Depuis maintenant plusieurs mois, le monde est frappé par la pandémie de Covid-19. Suite aux multiples restrictions gouvernementales (confinements, couvre-feu, etc…) les rues se sont peu à peu vidées. Laissant ainsi les sans domiciles fixes dans une solitude encore plus profonde. Malgré cela, les maraudes ont pu recommencer au fil du temps. « On peut reprendre en toute tranquillité mais il faut veiller à respecter les gestes barrières. Il ne faut pas que la pandémie soit une excuse pour empêcher nos actions. Au contraire, je pense qu’il faut être d’autant plus présent. On a encore plus besoin aujourd’hui ». Afin d’assurer au mieux sa sécurité ainsi que celle des autres, il veille à appliquer correctement les gestes barrières. Il propose des masques aux sans-abris à qui il vient à la rencontre. Il continue de désinfecter ses outils après chaque coupe et n’hésite pas à utiliser du gel hydroalcoolique. Afin d’aider dans l’action, Sidi Bensoula joue de sa popularité sur les réseaux sociaux. À travers ses derniers, il lance des appels aux dons afin de collecter des kits d’hygiène composés principalement des brosses à dents, dentifrices, masques, gel hydro-alcoolique…
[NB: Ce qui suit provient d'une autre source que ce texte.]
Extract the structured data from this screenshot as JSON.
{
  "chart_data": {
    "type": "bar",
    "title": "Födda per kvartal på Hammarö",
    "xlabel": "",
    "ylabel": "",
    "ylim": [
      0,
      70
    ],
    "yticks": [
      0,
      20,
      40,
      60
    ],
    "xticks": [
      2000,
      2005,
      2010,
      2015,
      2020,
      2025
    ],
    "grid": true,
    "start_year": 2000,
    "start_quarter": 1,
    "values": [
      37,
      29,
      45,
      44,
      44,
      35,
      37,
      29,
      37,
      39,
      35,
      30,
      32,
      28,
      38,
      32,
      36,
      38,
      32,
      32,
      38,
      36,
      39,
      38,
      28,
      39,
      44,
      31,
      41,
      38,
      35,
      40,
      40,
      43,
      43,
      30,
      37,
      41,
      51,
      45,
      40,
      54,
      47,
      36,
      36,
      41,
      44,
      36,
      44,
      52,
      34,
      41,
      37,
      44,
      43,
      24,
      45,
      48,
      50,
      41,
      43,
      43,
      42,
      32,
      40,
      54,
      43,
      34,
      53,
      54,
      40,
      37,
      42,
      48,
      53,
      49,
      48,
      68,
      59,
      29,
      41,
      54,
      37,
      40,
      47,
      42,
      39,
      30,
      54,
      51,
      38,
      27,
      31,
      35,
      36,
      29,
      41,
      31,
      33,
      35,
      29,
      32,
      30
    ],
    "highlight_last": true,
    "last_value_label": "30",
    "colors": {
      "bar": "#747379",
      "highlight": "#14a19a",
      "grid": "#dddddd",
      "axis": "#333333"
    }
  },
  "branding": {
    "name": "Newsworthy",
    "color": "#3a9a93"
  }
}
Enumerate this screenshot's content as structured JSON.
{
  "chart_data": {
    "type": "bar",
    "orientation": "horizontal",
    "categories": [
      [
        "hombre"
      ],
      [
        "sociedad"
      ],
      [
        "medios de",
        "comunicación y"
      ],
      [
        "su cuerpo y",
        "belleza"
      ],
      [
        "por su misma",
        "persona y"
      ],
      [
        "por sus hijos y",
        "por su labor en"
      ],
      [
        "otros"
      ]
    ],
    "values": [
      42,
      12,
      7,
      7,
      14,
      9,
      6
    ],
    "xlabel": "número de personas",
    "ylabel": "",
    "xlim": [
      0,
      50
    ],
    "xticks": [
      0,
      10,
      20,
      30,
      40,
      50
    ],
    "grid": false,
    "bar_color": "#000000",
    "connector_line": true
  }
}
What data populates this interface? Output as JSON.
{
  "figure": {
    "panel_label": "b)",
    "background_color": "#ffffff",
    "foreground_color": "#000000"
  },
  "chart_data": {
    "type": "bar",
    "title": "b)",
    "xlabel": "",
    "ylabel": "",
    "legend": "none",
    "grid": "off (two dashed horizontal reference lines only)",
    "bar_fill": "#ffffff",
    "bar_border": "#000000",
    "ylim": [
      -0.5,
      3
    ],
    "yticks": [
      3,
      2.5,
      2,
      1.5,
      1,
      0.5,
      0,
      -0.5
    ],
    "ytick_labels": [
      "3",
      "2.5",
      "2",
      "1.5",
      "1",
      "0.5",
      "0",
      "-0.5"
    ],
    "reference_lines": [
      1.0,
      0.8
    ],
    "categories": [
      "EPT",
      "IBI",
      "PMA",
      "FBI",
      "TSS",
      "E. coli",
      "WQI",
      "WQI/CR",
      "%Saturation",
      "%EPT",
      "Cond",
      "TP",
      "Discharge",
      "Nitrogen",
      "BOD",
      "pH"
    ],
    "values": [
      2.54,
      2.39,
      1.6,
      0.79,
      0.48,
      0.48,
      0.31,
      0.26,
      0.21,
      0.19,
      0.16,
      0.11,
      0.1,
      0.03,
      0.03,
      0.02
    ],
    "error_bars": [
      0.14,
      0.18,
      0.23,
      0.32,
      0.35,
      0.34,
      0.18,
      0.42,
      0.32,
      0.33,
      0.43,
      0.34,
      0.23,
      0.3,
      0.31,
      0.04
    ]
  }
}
Avec l’aide des réseaux sociaux, le mouvement Coiff in the Street s’est marginalisé ces dernières années. Aussi, des indépendants, tel que Sidi Bensoula se sont joint à la partie. Les actions qu’il réalise prouvent qu’avec un élan de solidarité, l’accomplissement de belles choses ne tient qu’à un fil. Modeste, il nous confie ne pas se sentir comme une personne qui change le monde. « Je suis un petit coiffeur qui coiffe des sans abris de temps en temps. J’essaie de faire un peu de bien autour de moi. Changer le monde, seul le peuple entier peut le faire. Il faut que tout le monde s’y mette pour changer les choses. » À son échelle, il essaie de rendre notre société meilleure.